To resolve the issue, run puppet agent -t on both the master and replica nodes, then try the enable command again.

Running puppet infrastructure configure fails on a promoted replica

The /etc/puppetlabs/enterprise directory contains configuration files used during installation and upgrade. These files are not automatically copied to a replica; this poses no issue during normal operation, but might cause problems if you need to upgrade on the replica after it is promoted.

To avoid potential issues:

  1. Back up the /etc/puppetlabs/enterprise directory of the primary master.
  2. When you promote a replica, copy the backup into place.

After HA enablement, both server and server_list are set

When the agent configuration file contains settings for both server and server_list, a warning appears. This warning can occur after enabling a replica in a high availability configuration. You can ignore the warning, or hide it by removing the server setting from the agent configuration, leaving only server_list.

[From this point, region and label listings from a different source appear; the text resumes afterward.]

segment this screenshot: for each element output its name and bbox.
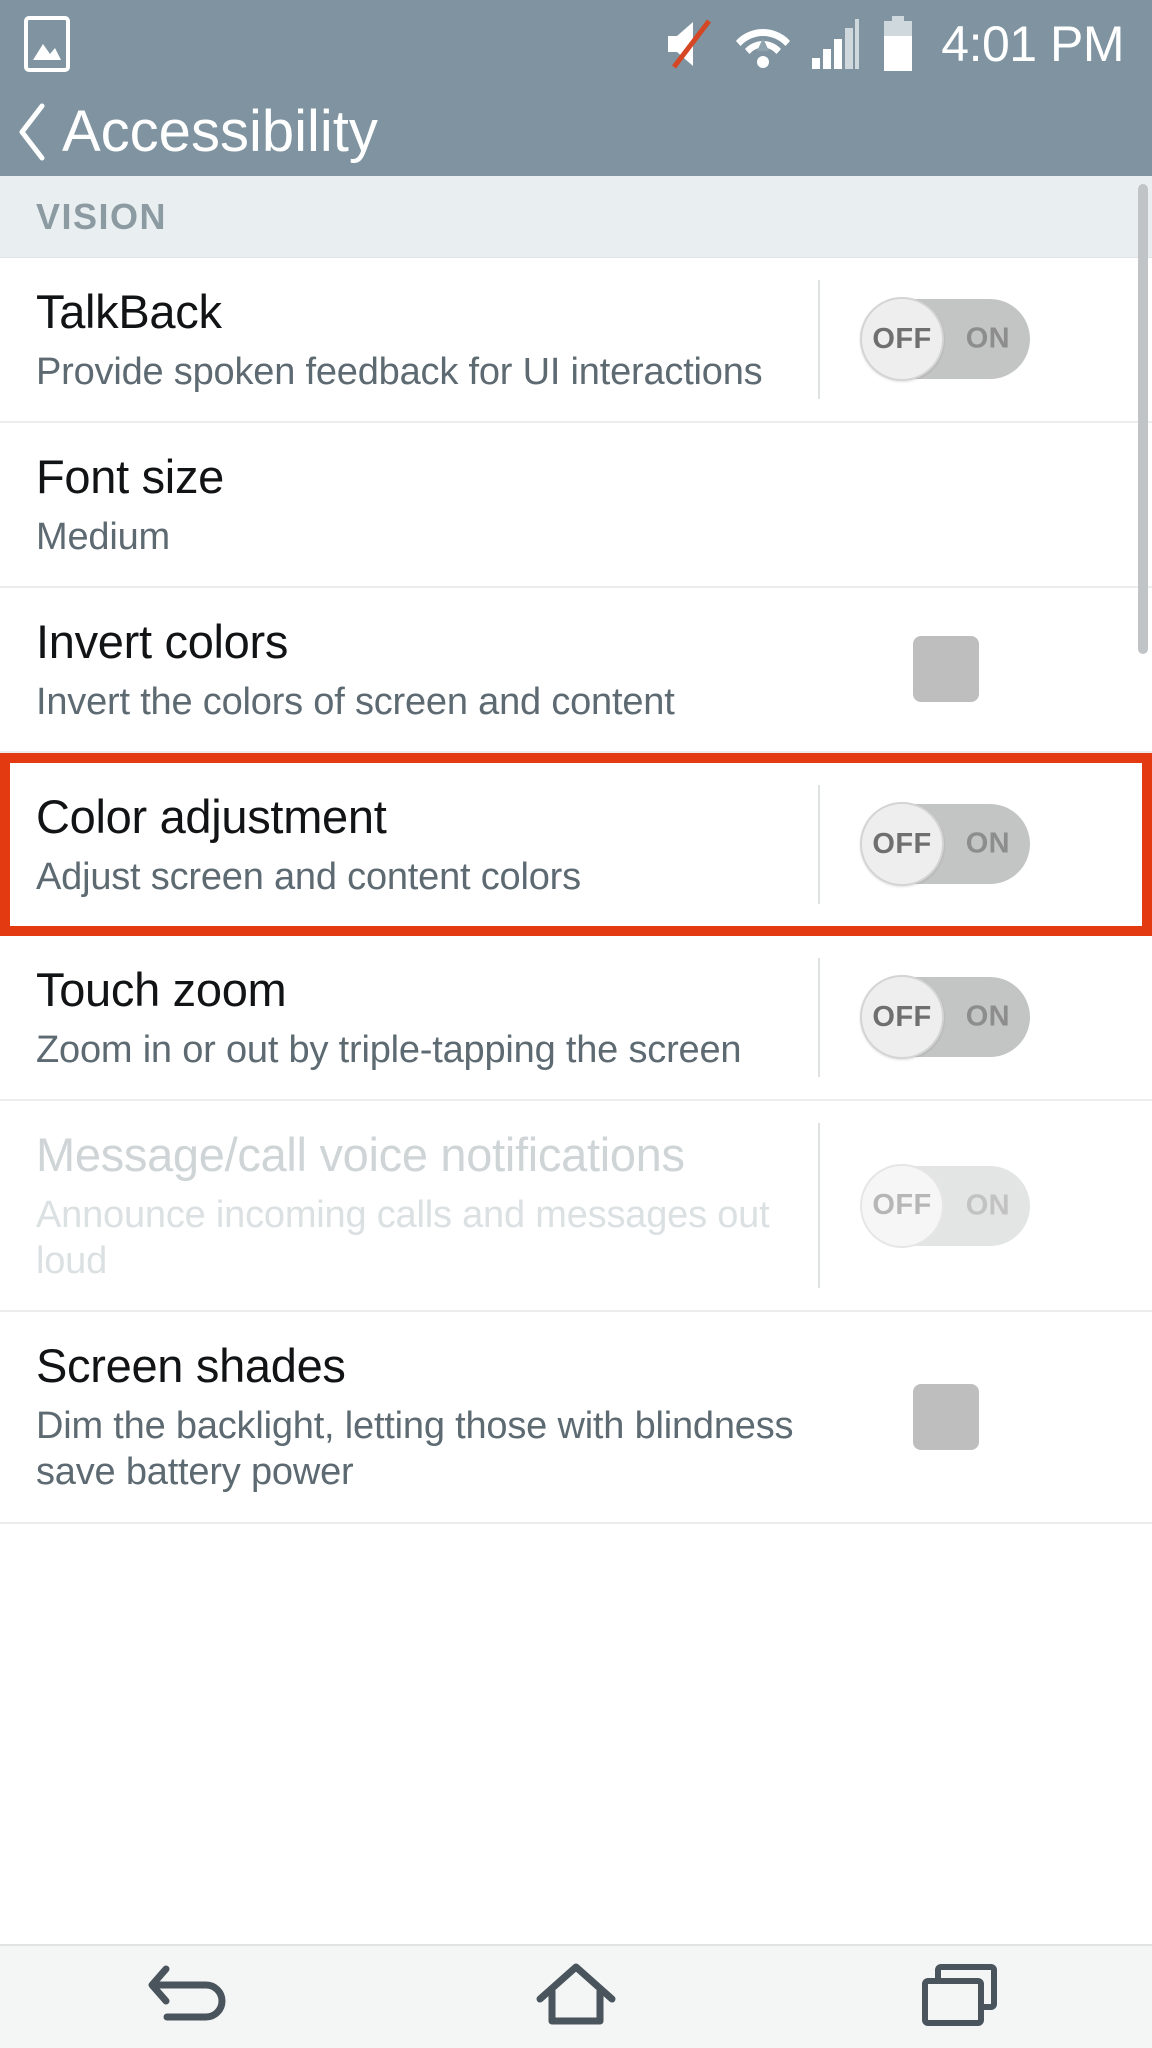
home-nav-button[interactable] xyxy=(476,1945,676,2048)
list-item-font-size[interactable]: Font size Medium xyxy=(0,422,1152,588)
navigation-bar xyxy=(0,1944,1152,2048)
list-item-text: TalkBack Provide spoken feedback for UI … xyxy=(36,258,796,421)
status-bar-left xyxy=(0,16,70,72)
talkback-toggle[interactable]: ON OFF xyxy=(860,297,1030,382)
recents-nav-button[interactable] xyxy=(860,1945,1060,2048)
cellular-signal-icon xyxy=(811,18,861,70)
toggle-on-label: ON xyxy=(965,322,1010,355)
list-item-text: Font size Medium xyxy=(36,423,796,586)
list-item-text: Color adjustment Adjust screen and conte… xyxy=(36,763,796,926)
gallery-icon xyxy=(24,16,70,72)
list-item-title: Color adjustment xyxy=(36,789,387,843)
back-arrow-icon[interactable] xyxy=(10,101,56,163)
list-item-control: ON OFF xyxy=(796,1101,1096,1310)
list-item-color-adjustment[interactable]: Color adjustment Adjust screen and conte… xyxy=(0,752,1152,936)
toggle-thumb: OFF xyxy=(860,975,944,1060)
vertical-scrollbar[interactable] xyxy=(1138,184,1148,654)
list-item-text: Touch zoom Zoom in or out by triple-tapp… xyxy=(36,936,796,1099)
list-item-subtitle: Announce incoming calls and messages out… xyxy=(36,1193,770,1282)
status-bar-right: 4:01 PM xyxy=(665,16,1152,72)
list-item-message-call-voice-notifications: Message/call voice notifications Announc… xyxy=(0,1100,1152,1313)
list-item-title: Font size xyxy=(36,449,224,503)
touch-zoom-toggle[interactable]: ON OFF xyxy=(860,975,1030,1060)
list-item-title: TalkBack xyxy=(36,285,222,338)
status-bar-clock: 4:01 PM xyxy=(941,16,1124,72)
list-item-subtitle: Zoom in or out by triple-tapping the scr… xyxy=(36,1028,742,1071)
list-item-subtitle: Adjust screen and content colors xyxy=(36,855,581,898)
wifi-icon xyxy=(735,19,791,69)
status-bar: 4:01 PM xyxy=(0,0,1152,88)
invert-colors-checkbox[interactable] xyxy=(913,636,979,703)
list-item-text: Screen shades Dim the backlight, letting… xyxy=(36,1312,796,1521)
list-item-title: Invert colors xyxy=(36,614,289,668)
recents-nav-icon xyxy=(912,1959,1008,2036)
home-nav-icon xyxy=(528,1959,624,2036)
screen-shades-checkbox[interactable] xyxy=(913,1383,979,1450)
back-nav-icon xyxy=(144,1959,240,2036)
list-item-text: Invert colors Invert the colors of scree… xyxy=(36,588,796,751)
color-adjustment-toggle[interactable]: ON OFF xyxy=(860,802,1030,887)
action-bar: Accessibility xyxy=(0,88,1152,176)
toggle-on-label: ON xyxy=(965,827,1010,860)
sound-muted-icon xyxy=(665,18,715,70)
toggle-off-label: OFF xyxy=(872,322,932,355)
section-header-vision: VISION xyxy=(0,176,1152,258)
list-item-control xyxy=(796,423,1096,586)
page-title: Accessibility xyxy=(62,99,378,164)
settings-list[interactable]: VISION TalkBack Provide spoken feedback … xyxy=(0,176,1152,1944)
list-item-title: Touch zoom xyxy=(36,962,287,1016)
list-item-subtitle: Medium xyxy=(36,515,170,558)
list-item-control: ON OFF xyxy=(796,763,1096,926)
list-item-subtitle: Dim the backlight, letting those with bl… xyxy=(36,1404,794,1494)
section-header-label: VISION xyxy=(36,195,168,237)
list-item-title: Screen shades xyxy=(36,1339,346,1393)
list-item-subtitle: Invert the colors of screen and content xyxy=(36,680,675,723)
list-item-screen-shades[interactable]: Screen shades Dim the backlight, letting… xyxy=(0,1312,1152,1524)
message-call-voice-notifications-toggle: ON OFF xyxy=(860,1163,1030,1248)
toggle-on-label: ON xyxy=(965,1000,1010,1033)
list-item-control xyxy=(796,588,1096,751)
list-item-title: Message/call voice notifications xyxy=(36,1127,685,1181)
toggle-off-label: OFF xyxy=(872,1189,932,1222)
list-item-invert-colors[interactable]: Invert colors Invert the colors of scree… xyxy=(0,587,1152,753)
toggle-on-label: ON xyxy=(965,1189,1010,1222)
toggle-thumb: OFF xyxy=(860,297,944,382)
toggle-thumb: OFF xyxy=(860,802,944,887)
list-item-control xyxy=(796,1312,1096,1521)
toggle-off-label: OFF xyxy=(872,1000,932,1033)
list-item-touch-zoom[interactable]: Touch zoom Zoom in or out by triple-tapp… xyxy=(0,935,1152,1101)
list-item-text: Message/call voice notifications Announc… xyxy=(36,1101,796,1310)
list-item-control: ON OFF xyxy=(796,258,1096,421)
list-item-control: ON OFF xyxy=(796,936,1096,1099)
battery-icon xyxy=(881,16,915,72)
phone-screen: 4:01 PM Accessibility VISION TalkBack Pr… xyxy=(0,0,1152,2048)
list-item-subtitle: Provide spoken feedback for UI interacti… xyxy=(36,350,763,393)
toggle-thumb: OFF xyxy=(860,1163,944,1248)
back-nav-button[interactable] xyxy=(92,1945,292,2048)
toggle-off-label: OFF xyxy=(872,827,932,860)
list-item-talkback[interactable]: TalkBack Provide spoken feedback for UI … xyxy=(0,258,1152,423)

Running enable starts an orchestrator run that fails

When provisioning and enabling a replica, the orchestrator is used to run Puppet on different groups of nodes. If a group of nodes is empty, the tool reports that there's nothing for it to do and the job is marked as failed in the output of puppet job show. This is expected, and doesn't indicate a problem.

Latency over WAN can cause failure

If the master and replica communicate over a slow, high latency, or lossy connection, the provision and enable commands can fail. If this happens, try re-running the command.